Chervil, a delicate herb used in French cooking, carries a faint tarragon-like undernote beneath its dominant parsley fragrance. Some describe chervil as smelling like a subtle blend of tarragon and parsley with a slight suggestion of pear. Anise hyssop smells sweeter than tarragon, with a floral, basil-like quality layered over the licorice. If you’ve ever crushed a leaf of anise hyssop and thought it smelled like tarragon, you’re not wrong, but tarragon has a fuller, warmer herbaceous depth that anise hyssop lacks.
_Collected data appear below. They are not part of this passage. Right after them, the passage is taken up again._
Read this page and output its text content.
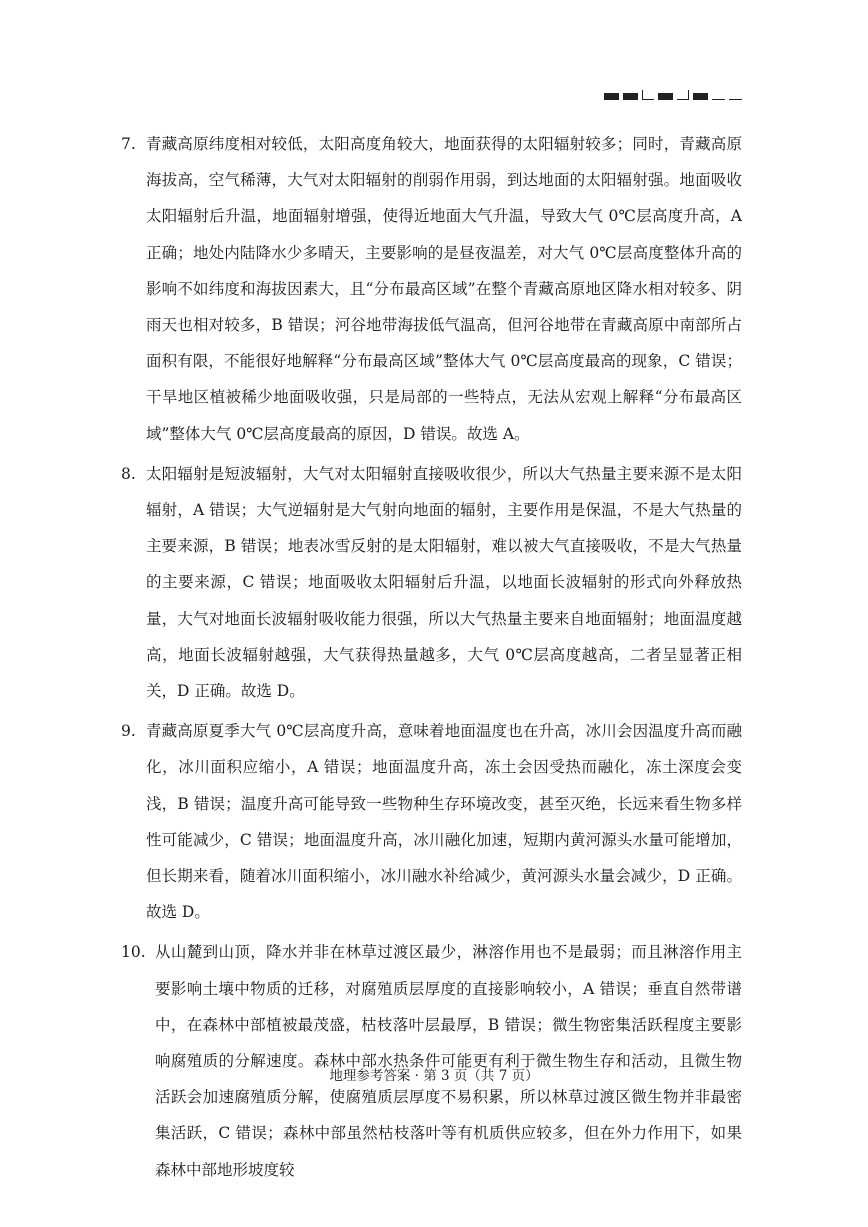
7. 青藏高原纬度相对较低，太阳高度角较大，地面获得的太阳辐射较多；同时，青藏高原海拔高，空气稀薄，大气对太阳辐射的削弱作用弱，到达地面的太阳辐射强。地面吸收太阳辐射后升温，地面辐射增强，使得近地面大气升温，导致大气 0℃层高度升高，A 正确；地处内陆降水少多晴天，主要影响的是昼夜温差，对大气 0℃层高度整体升高的影响不如纬度和海拔因素大，且“分布最高区域”在整个青藏高原地区降水相对较多、阴雨天也相对较多，B 错误；河谷地带海拔低气温高，但河谷地带在青藏高原中南部所占面积有限，不能很好地解释“分布最高区域”整体大气 0℃层高度最高的现象，C 错误；干旱地区植被稀少地面吸收强，只是局部的一些特点，无法从宏观上解释“分布最高区域”整体大气 0℃层高度最高的原因，D 错误。故选 A。
8. 太阳辐射是短波辐射，大气对太阳辐射直接吸收很少，所以大气热量主要来源不是太阳辐射，A 错误；大气逆辐射是大气射向地面的辐射，主要作用是保温，不是大气热量的主要来源，B 错误；地表冰雪反射的是太阳辐射，难以被大气直接吸收，不是大气热量的主要来源，C 错误；地面吸收太阳辐射后升温，以地面长波辐射的形式向外释放热量，大气对地面长波辐射吸收能力很强，所以大气热量主要来自地面辐射；地面温度越高，地面长波辐射越强，大气获得热量越多，大气 0℃层高度越高，二者呈显著正相关，D 正确。故选 D。
9. 青藏高原夏季大气 0℃层高度升高，意味着地面温度也在升高，冰川会因温度升高而融化，冰川面积应缩小，A 错误；地面温度升高，冻土会因受热而融化，冻土深度会变浅，B 错误；温度升高可能导致一些物种生存环境改变，甚至灭绝，长远来看生物多样性可能减少，C 错误；地面温度升高，冰川融化加速，短期内黄河源头水量可能增加，但长期来看，随着冰川面积缩小，冰川融水补给减少，黄河源头水量会减少，D 正确。故选 D。
10. 从山麓到山顶，降水并非在林草过渡区最少，淋溶作用也不是最弱；而且淋溶作用主要影响土壤中物质的迁移，对腐殖质层厚度的直接影响较小，A 错误；垂直自然带谱中，在森林中部植被最茂盛，枯枝落叶层最厚，B 错误；微生物密集活跃程度主要影响腐殖质的分解速度。森林中部水热条件可能更有利于微生物生存和活动，且微生物活跃会加速腐殖质分解，使腐殖质层厚度不易积累，所以林草过渡区微生物并非最密集活跃，C 错误；森林中部虽然枯枝落叶等有机质供应较多，但在外力作用下，如果森林中部地形坡度较
地理参考答案 · 第 3 页（共 7 页）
Mexican tarragon (actually a type of marigold, not true tarragon) gets close to mimicking the scent but misses some of that warm, complex herbaceous quality. It leans more heavily on the straight anise note without the hay-like undertone that gives French tarragon its distinctive character.
Fresh vs. Dried Tarragon
Fresh tarragon delivers the most complex, vibrant aroma. When you rub a fresh leaf between your fingers, you get the full layered experience: the anise up front, the green grassiness underneath, and a slightly sweet, almost vanilla-adjacent warmth that lingers. The scent is surprisingly strong for such a delicate-looking leaf.
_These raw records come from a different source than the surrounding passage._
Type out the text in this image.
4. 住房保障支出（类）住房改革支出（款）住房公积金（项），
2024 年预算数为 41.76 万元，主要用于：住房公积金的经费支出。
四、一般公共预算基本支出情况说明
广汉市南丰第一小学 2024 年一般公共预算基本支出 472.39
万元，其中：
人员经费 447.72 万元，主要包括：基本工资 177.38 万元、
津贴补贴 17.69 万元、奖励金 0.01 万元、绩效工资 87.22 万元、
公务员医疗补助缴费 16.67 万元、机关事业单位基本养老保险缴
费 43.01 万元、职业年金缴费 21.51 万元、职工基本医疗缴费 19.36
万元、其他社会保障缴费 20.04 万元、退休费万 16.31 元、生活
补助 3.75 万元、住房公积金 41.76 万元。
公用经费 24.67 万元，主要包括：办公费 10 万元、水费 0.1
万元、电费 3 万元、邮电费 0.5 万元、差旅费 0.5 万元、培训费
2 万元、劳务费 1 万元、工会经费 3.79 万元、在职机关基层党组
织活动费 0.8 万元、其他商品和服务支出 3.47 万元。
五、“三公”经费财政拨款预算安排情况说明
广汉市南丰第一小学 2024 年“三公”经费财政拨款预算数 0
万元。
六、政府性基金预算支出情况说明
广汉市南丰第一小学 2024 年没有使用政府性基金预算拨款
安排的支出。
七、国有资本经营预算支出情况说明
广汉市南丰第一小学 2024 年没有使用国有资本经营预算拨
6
Dried tarragon smells different. The grassy freshness fades during drying, and what remains is a more concentrated, slightly muted version of the anise note. It still smells recognizably like tarragon, but flatter, without the bright green complexity. This is why most cooks prefer fresh tarragon for dishes where the herb’s aroma is front and center, like béarnaise sauce or a simple chicken salad. The standard substitution ratio (one teaspoon dried for every tablespoon of fresh) reflects the fact that the flavor concentrates as it dries, even as the aromatic range narrows.
What Affects the Scent
Not all tarragon smells the same. French tarragon, the variety used in cooking, has the strongest and most complex aroma. Russian tarragon, a closely related plant that’s easier to grow, has a much weaker scent with less of that signature anise quality. If you’ve ever grown tarragon from seed and been disappointed by the bland smell, you likely had Russian tarragon. French tarragon is almost always propagated from cuttings because it rarely produces viable seeds.
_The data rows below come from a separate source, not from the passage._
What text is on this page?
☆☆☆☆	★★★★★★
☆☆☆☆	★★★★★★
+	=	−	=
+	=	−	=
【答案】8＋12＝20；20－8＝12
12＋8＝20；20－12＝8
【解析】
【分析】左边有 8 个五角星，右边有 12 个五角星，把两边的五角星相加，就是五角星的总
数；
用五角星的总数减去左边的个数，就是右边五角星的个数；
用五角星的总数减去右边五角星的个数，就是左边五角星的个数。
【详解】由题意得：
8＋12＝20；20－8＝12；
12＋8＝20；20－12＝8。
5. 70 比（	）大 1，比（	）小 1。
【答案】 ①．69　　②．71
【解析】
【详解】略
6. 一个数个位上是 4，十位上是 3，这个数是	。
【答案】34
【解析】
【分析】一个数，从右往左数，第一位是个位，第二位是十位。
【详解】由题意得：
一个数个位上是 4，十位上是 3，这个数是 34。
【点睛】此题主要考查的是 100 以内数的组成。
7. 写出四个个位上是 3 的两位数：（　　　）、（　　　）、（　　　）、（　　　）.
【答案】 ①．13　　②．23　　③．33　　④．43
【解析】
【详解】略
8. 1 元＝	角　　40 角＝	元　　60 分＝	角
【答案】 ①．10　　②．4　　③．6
Heat changes the aroma quickly. Cooking tarragon for more than a few minutes drives off the lighter, grassier volatile compounds and dulls the anise note. That’s why recipes typically call for adding tarragon at the end of cooking or using it raw in dressings and cold sauces. The herb pairs naturally with other soft, green-smelling herbs like chives, dill, parsley, and basil, all of which complement rather than compete with its aromatic profile.
Growing conditions also play a role. Tarragon cultivated in warmer, sunnier climates tends to produce more essential oil, which translates to a stronger scent. The time of harvest matters too: leaves picked just before the plant flowers carry the highest concentration of aromatic compounds.